Business and the Fourth Wave of Environmentalism (Environmental Defense Fund) analyzes survey responses from more than 500 executives to better understand how top executives view and use emerging technologies. Key findings included:

  • 70 percent of executives say their company is already actively investing in technologies that help solve environmental problems.
  • 78 percent believe that new technologies will compel businesses to improve their environmental impact on their own, regardless of pressure from regulators, consumers or investors.
  • 75 percent of companies consider the environmental impact of a technology when deciding to implement it.
  • 80 percent of business leaders believe consumers will start holding businesses more accountable for environmental impact due to the ubiquity of new technologies.
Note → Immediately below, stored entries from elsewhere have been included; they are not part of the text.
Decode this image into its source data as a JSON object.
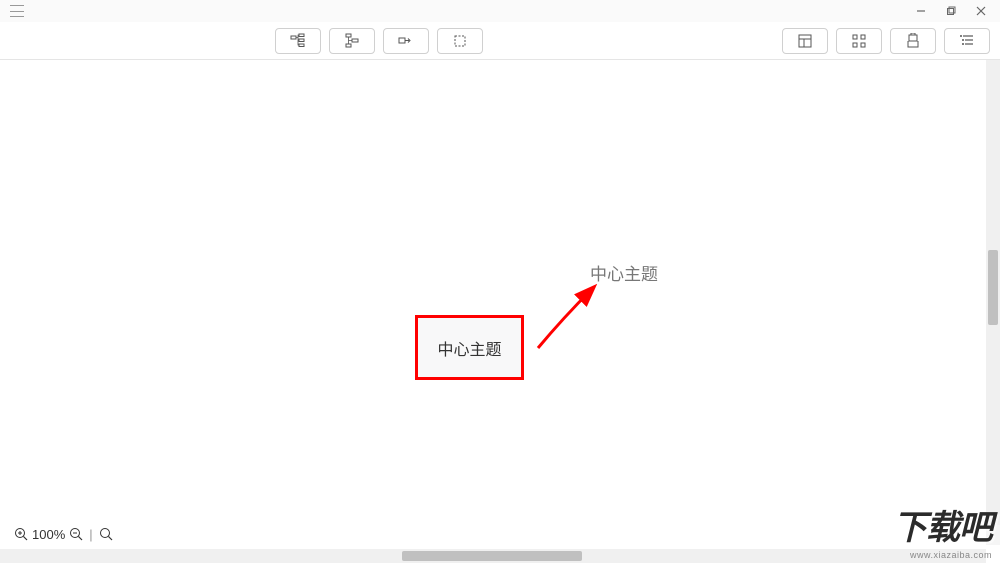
{
  "window": {
    "minimize": "—",
    "maximize": "❐",
    "close": "✕"
  },
  "toolbar": {
    "center_buttons": [
      {
        "name": "insert-subtopic",
        "icon": "subtopic"
      },
      {
        "name": "insert-topic",
        "icon": "topic"
      },
      {
        "name": "relationship",
        "icon": "relation"
      },
      {
        "name": "boundary",
        "icon": "boundary"
      }
    ],
    "right_buttons": [
      {
        "name": "layout",
        "icon": "layout"
      },
      {
        "name": "structure",
        "icon": "structure"
      },
      {
        "name": "style",
        "icon": "style"
      },
      {
        "name": "outline",
        "icon": "outline"
      }
    ]
  },
  "canvas": {
    "central_topic": "中心主题",
    "secondary_topic": "中心主题"
  },
  "statusbar": {
    "zoom_level": "100%"
  },
  "watermark": {
    "main": "下载吧",
    "url": "www.xiazaiba.com"
  }
}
Extending Our Horizons: Assessing Credit Risk and Opportunity in a Changing Climate (UN Environment, Oliver Wyman and Mercer) sets out a methodology for assessing risks and opportunities associated with the transition to a low-carbon economy. The methodology is based on input from 16 global banks.

Global Carbon Account 2018 (Institute for Climate Economics) finds that 46 countries and 26 provinces/cities have adopted carbon pricing policies. The report also estimates that carbon pricing initiatives generated $32 billion in revenues in 2017 — up from $22 billion in 2016.

Global Trends in Renewable Energy Investment 2018 (UN Environment, the Frankfurt School-UNEP Collaborating Centre and Bloomberg New Energy Finance) finds that global investment in renewables exceeded $200 billion for the eighth year in a row, with China investing a record $126.6 billion — up 31 percent compared to 2016 levels. The report also finds that a record 98 GW of new solar capacity was installed globally last year, outpacing fossil fuel power generating capacity additions.

The Production and Use of Renewable Natural Gas as a Climate Strategy in the United States (World Resources Institute) explores renewable natural gas (RNG) production trends, climate benefits, economic feasibility and more. The report concludes that renewable natural gas could serve as a viable climate change strategy in the United States when it meets two conditions: It is produced from waste; and its use reduces methane emissions to the atmosphere.

SDG Sector Roadmaps (WBCSD) lays out a methodology to help companies establish their sector’s current level of interaction with the SDGs across the value chain; identify their sector’s top opportunities for impact, as well as barriers, potential solutions and impact accelerators; and establish key action items and monitoring systems that chart a course towards the sector’s 2030 vision.

The Work Ahead: Machines, Skills, and U.S. Leadership in the Twenty-First Century (Council on Foreign Relations) assesses the impact that technological advances will have on jobs and workers in the U.S., as well as the implications for the U.S. economy and national security. The report also lays out seven recommendations to help U.S. leaders meet the workforce challenges of the 21st century.

Tracking SDG7: The Energy Progress Report (International Energy Agency, the International Renewable Energy Agency, United Nations Statistics Division, the World Bank and the World Health Organization) provides an update on the world’s progress against global energy targets on access to electricity, clean cooking, renewable energy and energy efficiency. Key findings include:

  • 1 billion people — or 13 percent of the world’s population — still live without electricity; an estimated 674 million people are projected to still live without electricity in 2030.
  • 3 billion people — or more than 40 percent of the world’s population — do not have access to clean cooking fuels and technologies.
  • As of 2015, the world obtained 17.5 percent of its total energy consumption from renewable sources; the global renewable share is expected to reach 21 percent by 2030.

Why Carbon Pricing Matters: A Guide for Implementation (WBCSD) makes recommendations to policymakers on how to best implement a carbon price. The guide also draws on business insight to identify the top-5 reasons why policymakers should adopt carbon pricing: lowest-cost pathway; technology neutrality; flexibility; transparency and burden sharing; and long-term signals encouraging development.